How bad is it? Well, like so many things, it depends on who you ask and how you look at the issue. A quick Google search on this topic led me to a 2005 paper by graduate student Amanda O'Connor (http://www.newhorizons/strategies/literacy/oconnor.htm). The paper, titled "Instant Messaging: Friend of Foe of Student Writing?" offers an interesting look at the influence of evolving technologies on student writing and reaches somewhat more forgiving conclusions than I might have expected. Ms O'Connor concludes that "At this point in time, it is not possible to determine specifically the effects of instant messaging on formal writing." She does, however, also conclude that - for better or worse - instant messaging and related communications technologies are here to stay and are becoming an important part of childrens' literacy. She offers suggestions for how teachers can instruct their students in when various types of communciation are appropriate.

I'm not a nose-in-the-air linguistic purist by any means. I love puns (the worse, the better) and am not above sprinkling phonetic shortcuts and emoticons in my e-mail. But, as Ms O'Connor notes in her paper, there are times for which various types of communication and stylistics are appropriate.

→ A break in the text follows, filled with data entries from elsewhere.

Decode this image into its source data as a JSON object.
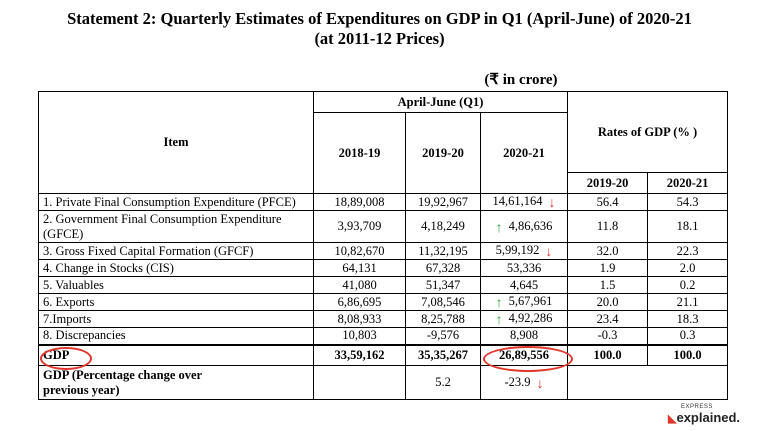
{
  "title_line1": "Statement 2: Quarterly Estimates of Expenditures on GDP in Q1 (April-June) of 2020-21",
  "title_line2": "(at 2011-12 Prices)",
  "unit_note": "(₹ in crore)",
  "header": {
    "item": "Item",
    "period": "April-June (Q1)",
    "years": [
      "2018-19",
      "2019-20",
      "2020-21"
    ],
    "rates_title": "Rates of GDP (% )",
    "rates_years": [
      "2019-20",
      "2020-21"
    ]
  },
  "rows": [
    {
      "item": "1. Private Final Consumption Expenditure (PFCE)",
      "v1": "18,89,008",
      "v2": "19,92,967",
      "v3": "14,61,164",
      "r1": "56.4",
      "r2": "54.3"
    },
    {
      "item": "2. Government Final Consumption Expenditure",
      "item2": "(GFCE)",
      "v1": "3,93,709",
      "v2": "4,18,249",
      "v3": "4,86,636",
      "r1": "11.8",
      "r2": "18.1"
    },
    {
      "item": "3. Gross Fixed Capital Formation (GFCF)",
      "v1": "10,82,670",
      "v2": "11,32,195",
      "v3": "5,99,192",
      "r1": "32.0",
      "r2": "22.3"
    },
    {
      "item": "4. Change in Stocks (CIS)",
      "v1": "64,131",
      "v2": "67,328",
      "v3": "53,336",
      "r1": "1.9",
      "r2": "2.0"
    },
    {
      "item": "5. Valuables",
      "v1": "41,080",
      "v2": "51,347",
      "v3": "4,645",
      "r1": "1.5",
      "r2": "0.2"
    },
    {
      "item": "6. Exports",
      "v1": "6,86,695",
      "v2": "7,08,546",
      "v3": "5,67,961",
      "r1": "20.0",
      "r2": "21.1"
    },
    {
      "item": "7.Imports",
      "v1": "8,08,933",
      "v2": "8,25,788",
      "v3": "4,92,286",
      "r1": "23.4",
      "r2": "18.3"
    },
    {
      "item": "8. Discrepancies",
      "v1": "10,803",
      "v2": "-9,576",
      "v3": "8,908",
      "r1": "-0.3",
      "r2": "0.3"
    }
  ],
  "gdp_row": {
    "item": "GDP",
    "v1": "33,59,162",
    "v2": "35,35,267",
    "v3": "26,89,556",
    "r1": "100.0",
    "r2": "100.0"
  },
  "pct_row": {
    "item1": "GDP (Percentage change over",
    "item2": "previous year)",
    "v2": "5.2",
    "v3": "-23.9"
  },
  "arrows": {
    "down": "↓",
    "up": "↑"
  },
  "colors": {
    "accent": "#e0372c",
    "up": "#2f9e3e"
  },
  "logo": {
    "small": "EXPRESS",
    "big": "explained."
  }
}
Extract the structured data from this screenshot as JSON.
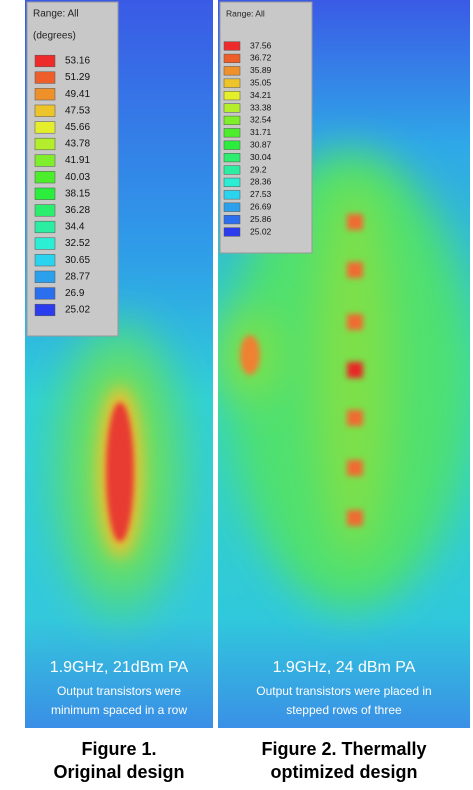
{
  "figures": [
    {
      "legend": {
        "range": "Range: All",
        "unit": "(degrees)",
        "values": [
          53.16,
          51.29,
          49.41,
          47.53,
          45.66,
          43.78,
          41.91,
          40.03,
          38.15,
          36.28,
          34.4,
          32.52,
          30.65,
          28.77,
          26.9,
          25.02
        ]
      },
      "heading": "1.9GHz, 21dBm PA",
      "note": [
        "Output transistors were",
        "minimum spaced in a row"
      ],
      "caption": [
        "Figure 1.",
        "Original design"
      ]
    },
    {
      "legend": {
        "range": "Range: All",
        "values": [
          37.56,
          36.72,
          35.89,
          35.05,
          34.21,
          33.38,
          32.54,
          31.71,
          30.87,
          30.04,
          29.2,
          28.36,
          27.53,
          26.69,
          25.86,
          25.02
        ]
      },
      "heading": "1.9GHz, 24 dBm PA",
      "note": [
        "Output transistors were placed in",
        "stepped rows of three"
      ],
      "caption": [
        "Figure 2. Thermally",
        "optimized design"
      ]
    }
  ]
}
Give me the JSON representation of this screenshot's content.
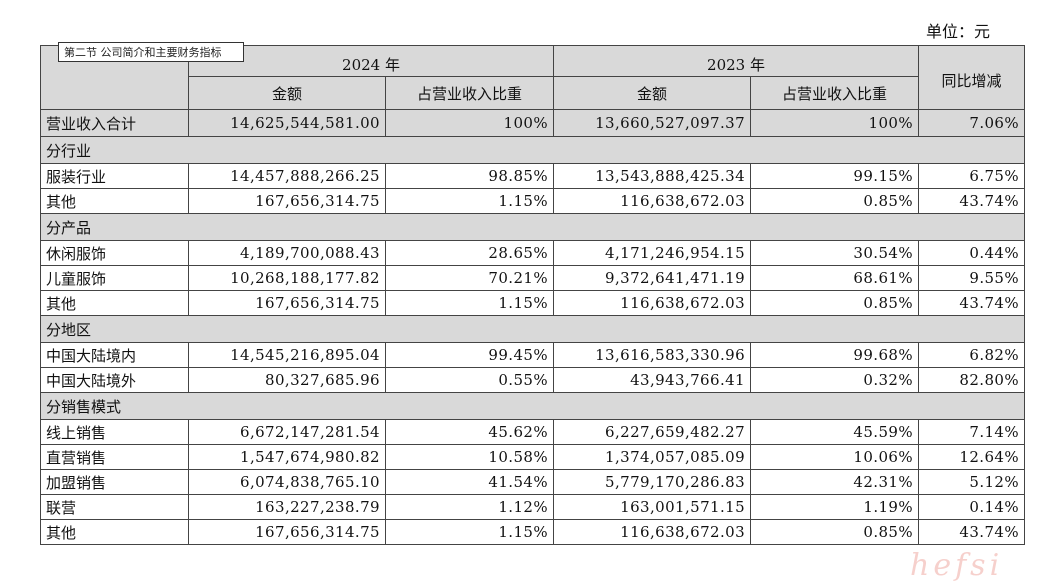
{
  "unit_label": "单位：元",
  "section_tag": "第二节 公司简介和主要财务指标",
  "header": {
    "year_2024": "2024 年",
    "year_2023": "2023 年",
    "yoy": "同比增减",
    "amount": "金额",
    "share": "占营业收入比重"
  },
  "total": {
    "label": "营业收入合计",
    "a24": "14,625,544,581.00",
    "p24": "100%",
    "a23": "13,660,527,097.37",
    "p23": "100%",
    "yoy": "7.06%"
  },
  "sections": [
    {
      "title": "分行业",
      "rows": [
        {
          "label": "服装行业",
          "a24": "14,457,888,266.25",
          "p24": "98.85%",
          "a23": "13,543,888,425.34",
          "p23": "99.15%",
          "yoy": "6.75%"
        },
        {
          "label": "其他",
          "a24": "167,656,314.75",
          "p24": "1.15%",
          "a23": "116,638,672.03",
          "p23": "0.85%",
          "yoy": "43.74%"
        }
      ]
    },
    {
      "title": "分产品",
      "rows": [
        {
          "label": "休闲服饰",
          "a24": "4,189,700,088.43",
          "p24": "28.65%",
          "a23": "4,171,246,954.15",
          "p23": "30.54%",
          "yoy": "0.44%"
        },
        {
          "label": "儿童服饰",
          "a24": "10,268,188,177.82",
          "p24": "70.21%",
          "a23": "9,372,641,471.19",
          "p23": "68.61%",
          "yoy": "9.55%"
        },
        {
          "label": "其他",
          "a24": "167,656,314.75",
          "p24": "1.15%",
          "a23": "116,638,672.03",
          "p23": "0.85%",
          "yoy": "43.74%"
        }
      ]
    },
    {
      "title": "分地区",
      "rows": [
        {
          "label": "中国大陆境内",
          "a24": "14,545,216,895.04",
          "p24": "99.45%",
          "a23": "13,616,583,330.96",
          "p23": "99.68%",
          "yoy": "6.82%"
        },
        {
          "label": "中国大陆境外",
          "a24": "80,327,685.96",
          "p24": "0.55%",
          "a23": "43,943,766.41",
          "p23": "0.32%",
          "yoy": "82.80%"
        }
      ]
    },
    {
      "title": "分销售模式",
      "rows": [
        {
          "label": "线上销售",
          "a24": "6,672,147,281.54",
          "p24": "45.62%",
          "a23": "6,227,659,482.27",
          "p23": "45.59%",
          "yoy": "7.14%"
        },
        {
          "label": "直营销售",
          "a24": "1,547,674,980.82",
          "p24": "10.58%",
          "a23": "1,374,057,085.09",
          "p23": "10.06%",
          "yoy": "12.64%"
        },
        {
          "label": "加盟销售",
          "a24": "6,074,838,765.10",
          "p24": "41.54%",
          "a23": "5,779,170,286.83",
          "p23": "42.31%",
          "yoy": "5.12%"
        },
        {
          "label": "联营",
          "a24": "163,227,238.79",
          "p24": "1.12%",
          "a23": "163,001,571.15",
          "p23": "1.19%",
          "yoy": "0.14%"
        },
        {
          "label": "其他",
          "a24": "167,656,314.75",
          "p24": "1.15%",
          "a23": "116,638,672.03",
          "p23": "0.85%",
          "yoy": "43.74%"
        }
      ]
    }
  ],
  "watermark": "hefsi"
}
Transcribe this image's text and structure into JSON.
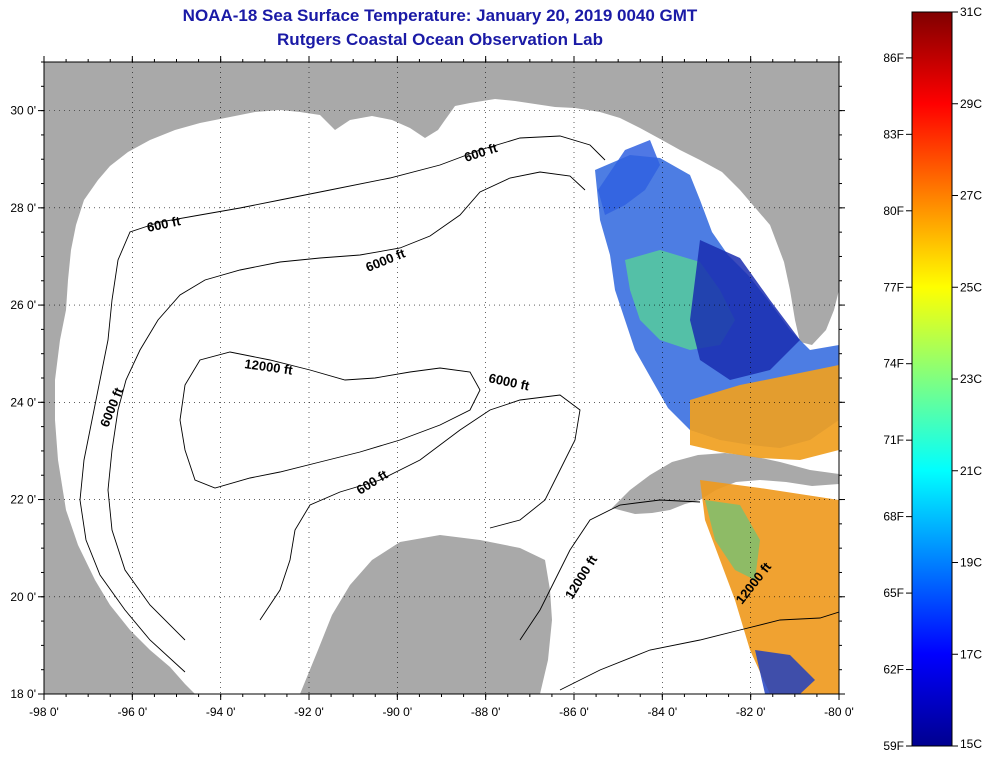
{
  "title": "NOAA-18 Sea Surface Temperature:  January 20, 2019 0040 GMT",
  "subtitle": "Rutgers Coastal Ocean Observation Lab",
  "lat_ticks": [
    {
      "label": "30 0'",
      "value": 30
    },
    {
      "label": "28 0'",
      "value": 28
    },
    {
      "label": "26 0'",
      "value": 26
    },
    {
      "label": "24 0'",
      "value": 24
    },
    {
      "label": "22 0'",
      "value": 22
    },
    {
      "label": "20 0'",
      "value": 20
    },
    {
      "label": "18 0'",
      "value": 18
    }
  ],
  "lon_ticks": [
    {
      "label": "-98 0'",
      "value": -98
    },
    {
      "label": "-96 0'",
      "value": -96
    },
    {
      "label": "-94 0'",
      "value": -94
    },
    {
      "label": "-92 0'",
      "value": -92
    },
    {
      "label": "-90 0'",
      "value": -90
    },
    {
      "label": "-88 0'",
      "value": -88
    },
    {
      "label": "-86 0'",
      "value": -86
    },
    {
      "label": "-84 0'",
      "value": -84
    },
    {
      "label": "-82 0'",
      "value": -82
    },
    {
      "label": "-80 0'",
      "value": -80
    }
  ],
  "contour_labels": [
    {
      "text": "600 ft"
    },
    {
      "text": "600 ft"
    },
    {
      "text": "6000 ft"
    },
    {
      "text": "12000 ft"
    },
    {
      "text": "6000 ft"
    },
    {
      "text": "6000 ft"
    },
    {
      "text": "600 ft"
    },
    {
      "text": "12000 ft"
    },
    {
      "text": "12000 ft"
    }
  ],
  "colorbar": {
    "celsius": [
      "31C",
      "29C",
      "27C",
      "25C",
      "23C",
      "21C",
      "19C",
      "17C",
      "15C"
    ],
    "fahrenheit": [
      "86F",
      "83F",
      "80F",
      "77F",
      "74F",
      "71F",
      "68F",
      "65F",
      "62F",
      "59F"
    ],
    "colors": [
      "#00008f",
      "#0000ff",
      "#0080ff",
      "#00ffff",
      "#80ff80",
      "#ffff00",
      "#ff8000",
      "#ff0000",
      "#800000"
    ]
  },
  "colors": {
    "land": "#a9a9a9",
    "title": "#1a1aa6",
    "ocean": "#ffffff"
  }
}
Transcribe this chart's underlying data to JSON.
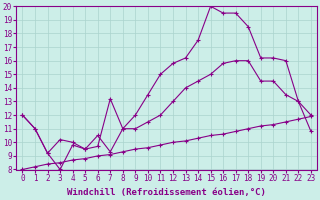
{
  "background_color": "#cceee8",
  "grid_color": "#aad4ce",
  "line_color": "#880088",
  "xlabel": "Windchill (Refroidissement éolien,°C)",
  "xlim": [
    -0.5,
    23.5
  ],
  "ylim": [
    8,
    20
  ],
  "yticks": [
    8,
    9,
    10,
    11,
    12,
    13,
    14,
    15,
    16,
    17,
    18,
    19,
    20
  ],
  "xticks": [
    0,
    1,
    2,
    3,
    4,
    5,
    6,
    7,
    8,
    9,
    10,
    11,
    12,
    13,
    14,
    15,
    16,
    17,
    18,
    19,
    20,
    21,
    22,
    23
  ],
  "line1_x": [
    0,
    1,
    2,
    3,
    4,
    5,
    6,
    7,
    8,
    9,
    10,
    11,
    12,
    13,
    14,
    15,
    16,
    17,
    18,
    19,
    20,
    21,
    22,
    23
  ],
  "line1_y": [
    8.0,
    8.2,
    8.4,
    8.5,
    8.7,
    8.8,
    9.0,
    9.1,
    9.3,
    9.5,
    9.6,
    9.8,
    10.0,
    10.1,
    10.3,
    10.5,
    10.6,
    10.8,
    11.0,
    11.2,
    11.3,
    11.5,
    11.7,
    11.9
  ],
  "line2_x": [
    0,
    1,
    2,
    3,
    4,
    5,
    6,
    7,
    8,
    9,
    10,
    11,
    12,
    13,
    14,
    15,
    16,
    17,
    18,
    19,
    20,
    21,
    22,
    23
  ],
  "line2_y": [
    12.0,
    11.0,
    9.2,
    10.2,
    10.0,
    9.5,
    9.7,
    13.2,
    11.0,
    11.0,
    11.5,
    12.0,
    13.0,
    14.0,
    14.5,
    15.0,
    15.8,
    16.0,
    16.0,
    14.5,
    14.5,
    13.5,
    13.0,
    12.0
  ],
  "line3_x": [
    0,
    1,
    2,
    3,
    4,
    5,
    6,
    7,
    8,
    9,
    10,
    11,
    12,
    13,
    14,
    15,
    16,
    17,
    18,
    19,
    20,
    21,
    22,
    23
  ],
  "line3_y": [
    12.0,
    11.0,
    9.2,
    8.0,
    9.8,
    9.5,
    10.5,
    9.3,
    11.0,
    12.0,
    13.5,
    15.0,
    15.8,
    16.2,
    17.5,
    20.0,
    19.5,
    19.5,
    18.5,
    16.2,
    16.2,
    16.0,
    13.0,
    10.8
  ],
  "marker_size": 2.5,
  "line_width": 0.8,
  "xlabel_fontsize": 6.5,
  "tick_fontsize": 5.5
}
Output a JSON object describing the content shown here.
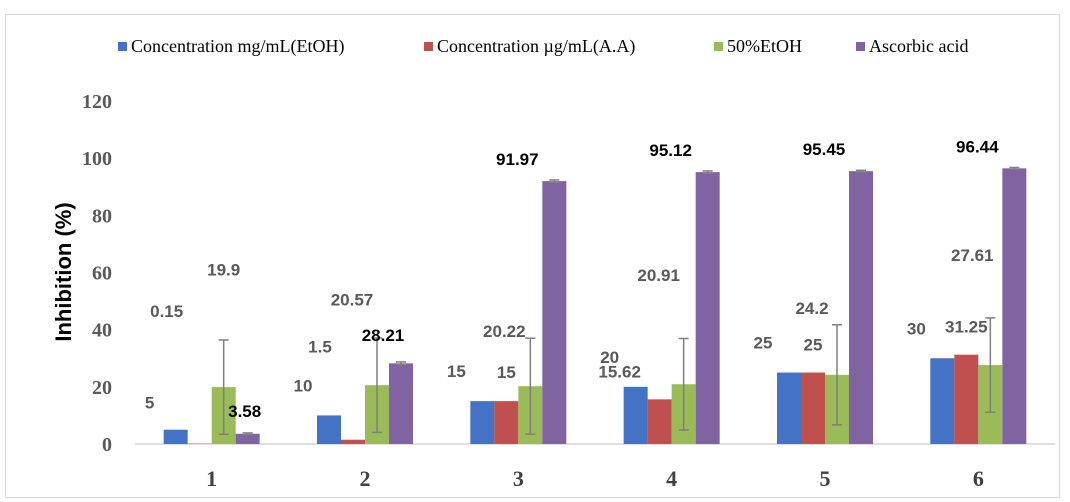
{
  "chart_data": {
    "type": "bar",
    "categories": [
      "1",
      "2",
      "3",
      "4",
      "5",
      "6"
    ],
    "ylabel": "Inhibition (%)",
    "xlabel": "",
    "ylim": [
      0,
      120
    ],
    "yticks": [
      "0",
      "20",
      "40",
      "60",
      "80",
      "100",
      "120"
    ],
    "grid": false,
    "legend_position": "top",
    "series": [
      {
        "name": "Concentration mg/mL(EtOH)",
        "color": "#4472C4",
        "values": [
          5,
          10,
          15,
          20,
          25,
          30
        ],
        "labels": [
          "5",
          "10",
          "15",
          "20",
          "25",
          "30"
        ],
        "errors": [
          0,
          0,
          0,
          0,
          0,
          0
        ]
      },
      {
        "name": "Concentration µg/mL(A.A)",
        "color": "#C0504D",
        "values": [
          0.15,
          1.5,
          15,
          15.62,
          25,
          31.25
        ],
        "labels": [
          "0.15",
          "1.5",
          "15",
          "15.62",
          "25",
          "31.25"
        ],
        "errors": [
          0,
          0,
          0,
          0,
          0,
          0
        ]
      },
      {
        "name": "50%EtOH",
        "color": "#9BBB59",
        "values": [
          19.9,
          20.57,
          20.22,
          20.91,
          24.2,
          27.61
        ],
        "labels": [
          "19.9",
          "20.57",
          "20.22",
          "20.91",
          "24.2",
          "27.61"
        ],
        "errors": [
          16.5,
          16.5,
          16.8,
          16.0,
          17.5,
          16.5
        ]
      },
      {
        "name": "Ascorbic acid",
        "color": "#8064A2",
        "values": [
          3.58,
          28.21,
          91.97,
          95.12,
          95.45,
          96.44
        ],
        "labels": [
          "3.58",
          "28.21",
          "91.97",
          "95.12",
          "95.45",
          "96.44"
        ],
        "errors": [
          0.3,
          0.5,
          0.4,
          0.4,
          0.3,
          0.3
        ]
      }
    ]
  }
}
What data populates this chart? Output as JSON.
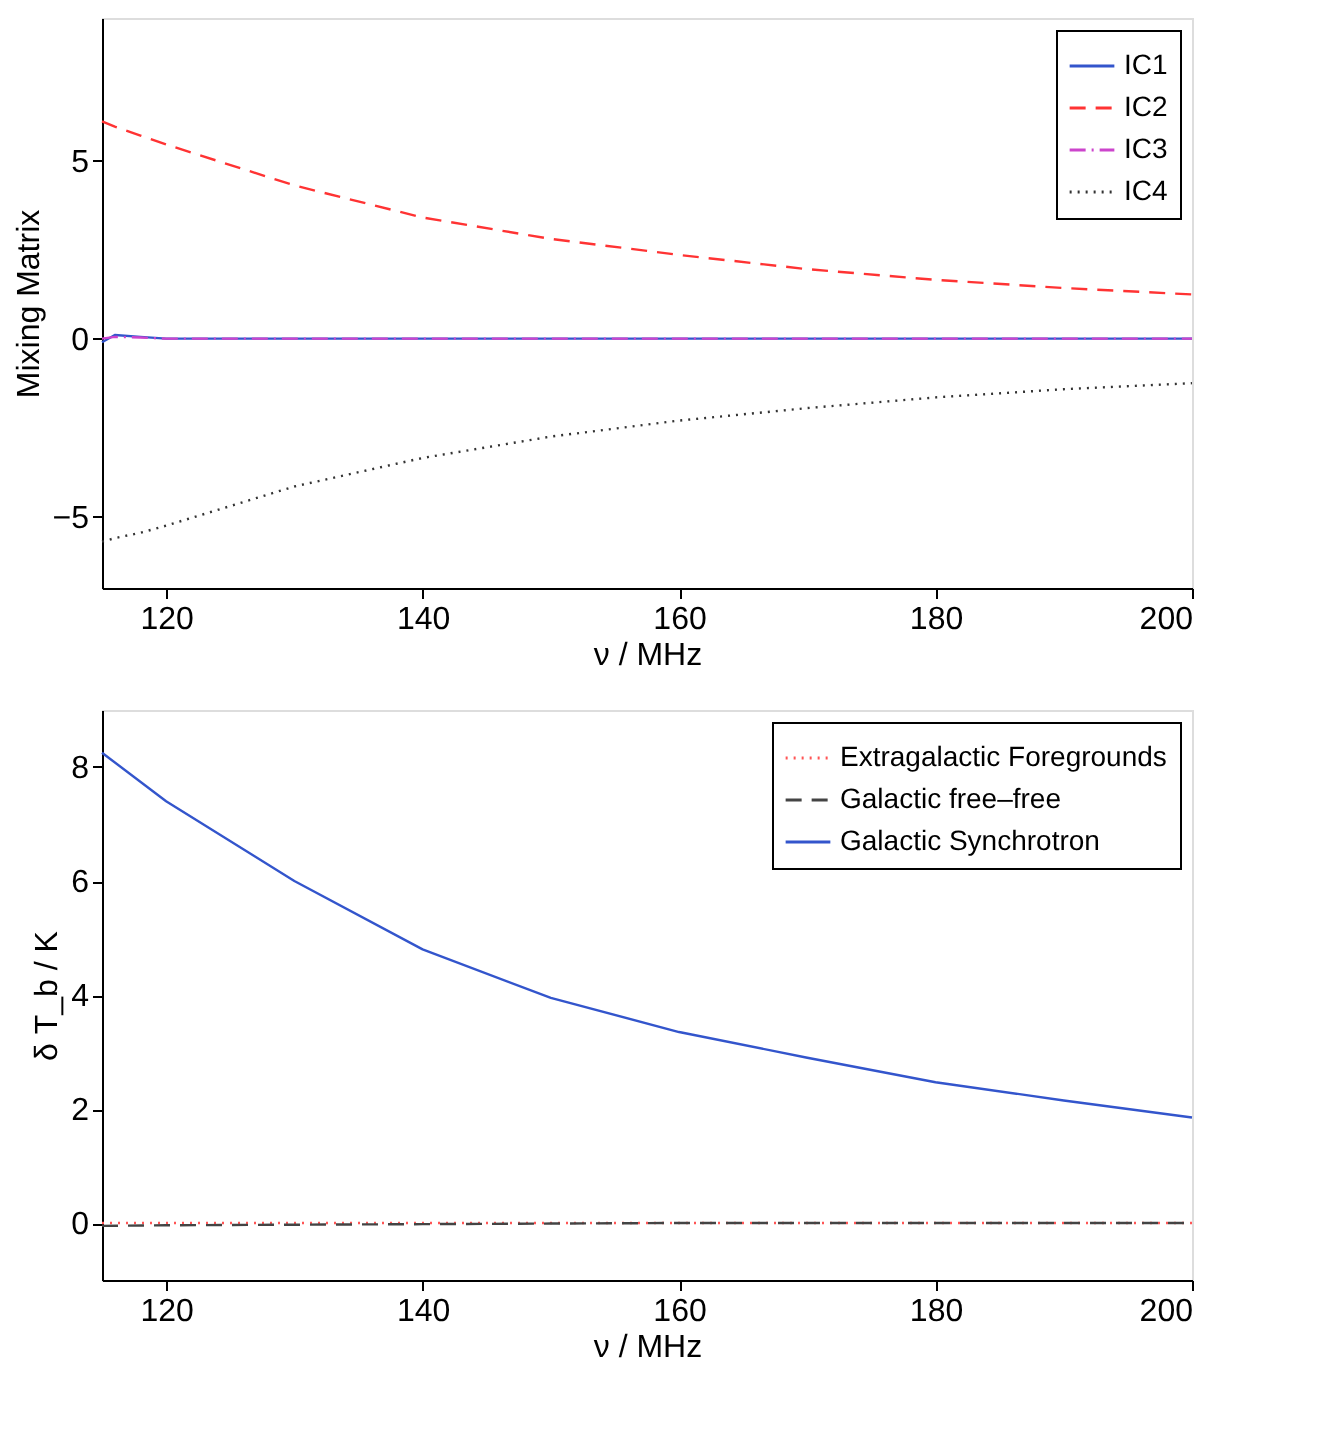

And to the extent that instant messaging and other shorthand forms of communication interfere with the ability to compile properly-spelled words into complete, grammatical sentences, and those sentences into formal letters, reports, or other official documents, I think they're a minor menace.

I can only hope that teachers of writing will do their best to ensure that their students graduate grade school, high school, and college understanding how to write for their intended audience. And to understand that this audience may not always consist of friends power-thumbing instant messages.

Have a good day. Write a comment and let me know what you think of this topic. Complete sentences will be appreciated!

More thoughts tomorrow.

Bilbo

1 comment:

curious said...

I guess we have to agree to disagree on this one.Im a college undergrad and i send and receive around a 100 text messages a day.The short forms we use saves time while typing on the mobile and also gets the message across!so wheres the harm?Although i use short forms it doesnt mean i cant spell my words corrrectly.I obviously dont use such abbreviations while writing my term paper or my exams or even this comment.I could have easily made do with many of the letters and vowels in this passsage and i havent; which shows im perfectly capable of writing a proper message.Which leads to the argument that most of us are capable of distinguishing the right place for using our shortforms.I guess as long as you got your basics right thers no harm in using shortforms. (dis s hw i cud hav wrtn tat post-i gues v havta agree 2 disagree on dis 1!im a coll undergrad n i sen n receve arnd a 100 msgs a day!de shrt forms v use savs tme while typin on the mob n also gets de msg acros!so wers de harm?although i use shrt forms it dosn mn i cant spell ma wrds corectly.i obv don use such abbre while writin ma term ppr or xms or evn dis comm.i cud hav esly md do witout mny of de ltrs n vowels in dis psg n i hvnt!wic shws im perfectly capable of writn a prpr msg!wic lds 2 de argumen tat mst of us r capable of dstngushin de prpr place 4 usin our shrt forms!i gues as lng as u gt ur basics rite thers no hrm in usin shrt forms!